Un tablier en cuir épais le protège des étincelles et des éclats d'acier. À côté, un tableau avec les contours
Un tablier en cuir épais le protège des étincelles et des éclats d'acier. À côté, un tableau avec les contours

Même si tout marche bien, Alex ressent le besoin de changement. Est-ce que ses sets de couverts ont remplacé les portes de garage? Les affaires marchent mais l'épuisement se fait sentir? «Un jour par semaine on se détourne des commandes pour travailler sur des projets de notre choix», indique Alex. C'est comme ça que naissent les idées les plus folles: un pot à épices en fer, un mortier et son pilon en acier. «Les gens adorent ça», dit Alex en souriant. Son plus beau projet du moment: des clous en acier noirs. Pour restaurer de manière fidèle un bateau du Moyen Âge.
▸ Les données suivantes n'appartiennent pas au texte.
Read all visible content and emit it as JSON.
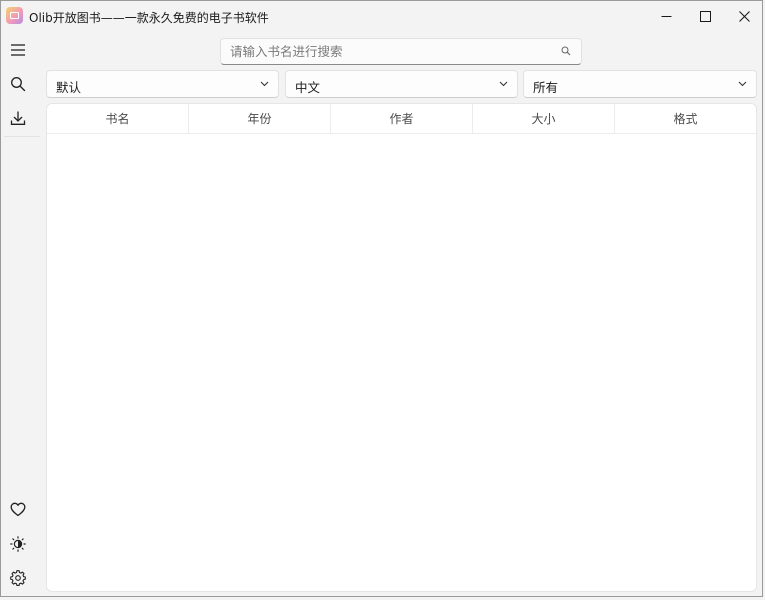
{
  "window": {
    "title": "Olib开放图书——一款永久免费的电子书软件"
  },
  "sidebar": {
    "top_items": [
      {
        "icon": "menu-icon"
      },
      {
        "icon": "search-icon"
      },
      {
        "icon": "download-icon"
      }
    ],
    "bottom_items": [
      {
        "icon": "heart-icon"
      },
      {
        "icon": "theme-toggle-icon"
      },
      {
        "icon": "gear-icon"
      }
    ]
  },
  "search": {
    "placeholder": "请输入书名进行搜索",
    "value": ""
  },
  "filters": {
    "sort": "默认",
    "language": "中文",
    "format": "所有"
  },
  "table": {
    "columns": [
      "书名",
      "年份",
      "作者",
      "大小",
      "格式"
    ],
    "rows": []
  },
  "colors": {
    "background": "#f3f3f3",
    "panel": "#ffffff",
    "border": "#e6e6e6"
  }
}
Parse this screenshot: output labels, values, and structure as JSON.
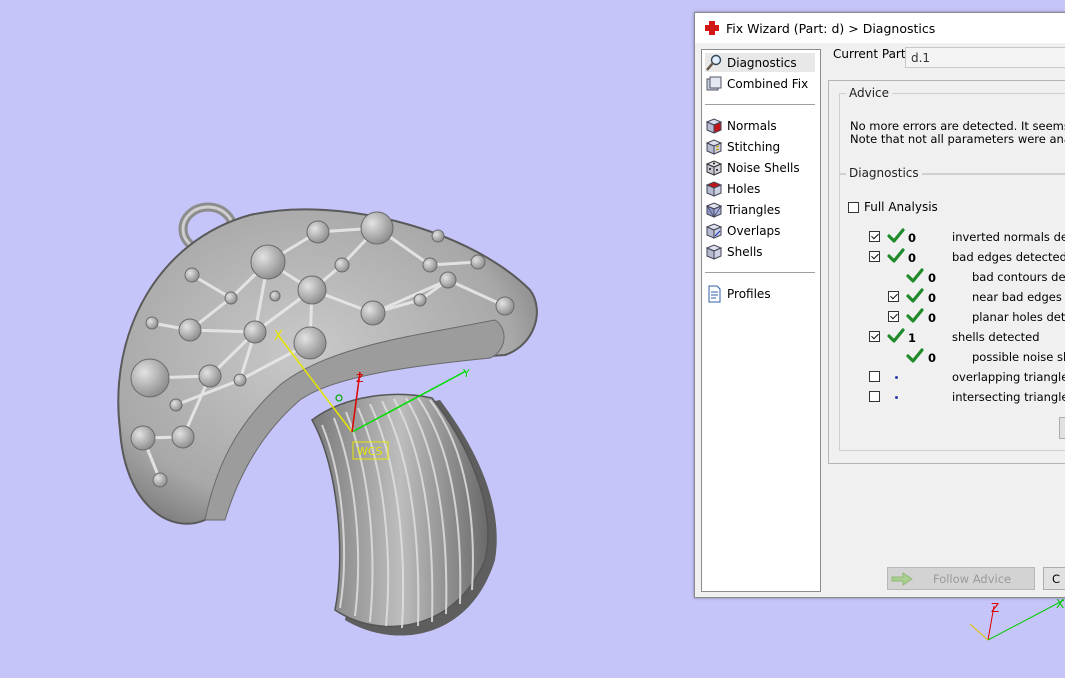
{
  "viewport": {
    "background": "#c5c5f9",
    "wcs_label": "WCS",
    "axis_x": "X",
    "axis_y": "Y",
    "axis_z": "Z",
    "corner_axis_z": "Z",
    "corner_axis_x": "X"
  },
  "dialog": {
    "title": "Fix Wizard (Part: d) > Diagnostics",
    "current_part_label": "Current Part:",
    "current_part_value": "d.1",
    "nav": {
      "top": [
        {
          "label": "Diagnostics",
          "icon": "magnifier-icon"
        },
        {
          "label": "Combined Fix",
          "icon": "combined-fix-icon"
        }
      ],
      "tools": [
        {
          "label": "Normals",
          "icon": "normals-cube-icon"
        },
        {
          "label": "Stitching",
          "icon": "stitching-cube-icon"
        },
        {
          "label": "Noise Shells",
          "icon": "noise-shells-dice-icon"
        },
        {
          "label": "Holes",
          "icon": "holes-cube-icon"
        },
        {
          "label": "Triangles",
          "icon": "triangles-cube-icon"
        },
        {
          "label": "Overlaps",
          "icon": "overlaps-cube-icon"
        },
        {
          "label": "Shells",
          "icon": "shells-cube-icon"
        }
      ],
      "bottom": [
        {
          "label": "Profiles",
          "icon": "profiles-document-icon"
        }
      ]
    },
    "advice": {
      "title": "Advice",
      "line1": "No more errors are detected. It seems that t",
      "line2": "Note that not all parameters were analysed."
    },
    "diagnostics": {
      "title": "Diagnostics",
      "full_analysis_label": "Full Analysis",
      "full_analysis_checked": false,
      "rows": [
        {
          "checked": true,
          "status": "ok",
          "count": "0",
          "label": "inverted normals detect"
        },
        {
          "checked": true,
          "status": "ok",
          "count": "0",
          "label": "bad edges detected"
        },
        {
          "checked": null,
          "status": "ok",
          "count": "0",
          "label": "bad contours detec"
        },
        {
          "checked": true,
          "status": "ok",
          "count": "0",
          "label": "near bad edges det"
        },
        {
          "checked": true,
          "status": "ok",
          "count": "0",
          "label": "planar holes detect"
        },
        {
          "checked": true,
          "status": "ok",
          "count": "1",
          "label": "shells detected"
        },
        {
          "checked": null,
          "status": "ok",
          "count": "0",
          "label": "possible noise shells"
        },
        {
          "checked": false,
          "status": "not-analysed",
          "count": "",
          "label": "overlapping triangles de"
        },
        {
          "checked": false,
          "status": "not-analysed",
          "count": "",
          "label": "intersecting triangles de"
        }
      ]
    },
    "buttons": {
      "follow_advice": "Follow Advice",
      "close": "C"
    },
    "colors": {
      "ok_tick": "#1f8a2a",
      "disabled_text": "#9a9a9a"
    }
  }
}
Son projet le plus récent: des clous en acier noirs pour restaurer un bateau du Moyen Âge.
Son projet le plus récent: des clous en acier noirs pour restaurer un bateau du Moyen Âge.

«Les métaux sont des matériaux incroyables: tout part d'un simple morceau. On le chauffe et le transforme, on l'ajuste et on lui donne la forme qui convient. Chacun décide de ce qu'il en fait», raconte Alex. Un air philosophique. Rien de surprenant: le forgeron est souvent qualifié de créateur dans la mythologie. Quelqu'un qui comprend comment naît la vie. Et ce à quoi sert la vie.

Alex se dirige vers la ponceuse, polit les dents de la fourchette à viande. Ses collaborateurs donnent des coups de marteau. Ça siffle, ça fume, des étincelles s'envolent. Alex présente son travail. Lourds et encore chauds, on dirait des matériaux vivants. Alex regarde satisfait: «Forger est pour moi plus qu'un art. C'est mon art de vivre: rien ne m'apporte autant de joie.»

Son cœur bat pour l'acier: Alex au travail.
Son cœur bat pour l'acier: Alex au travail.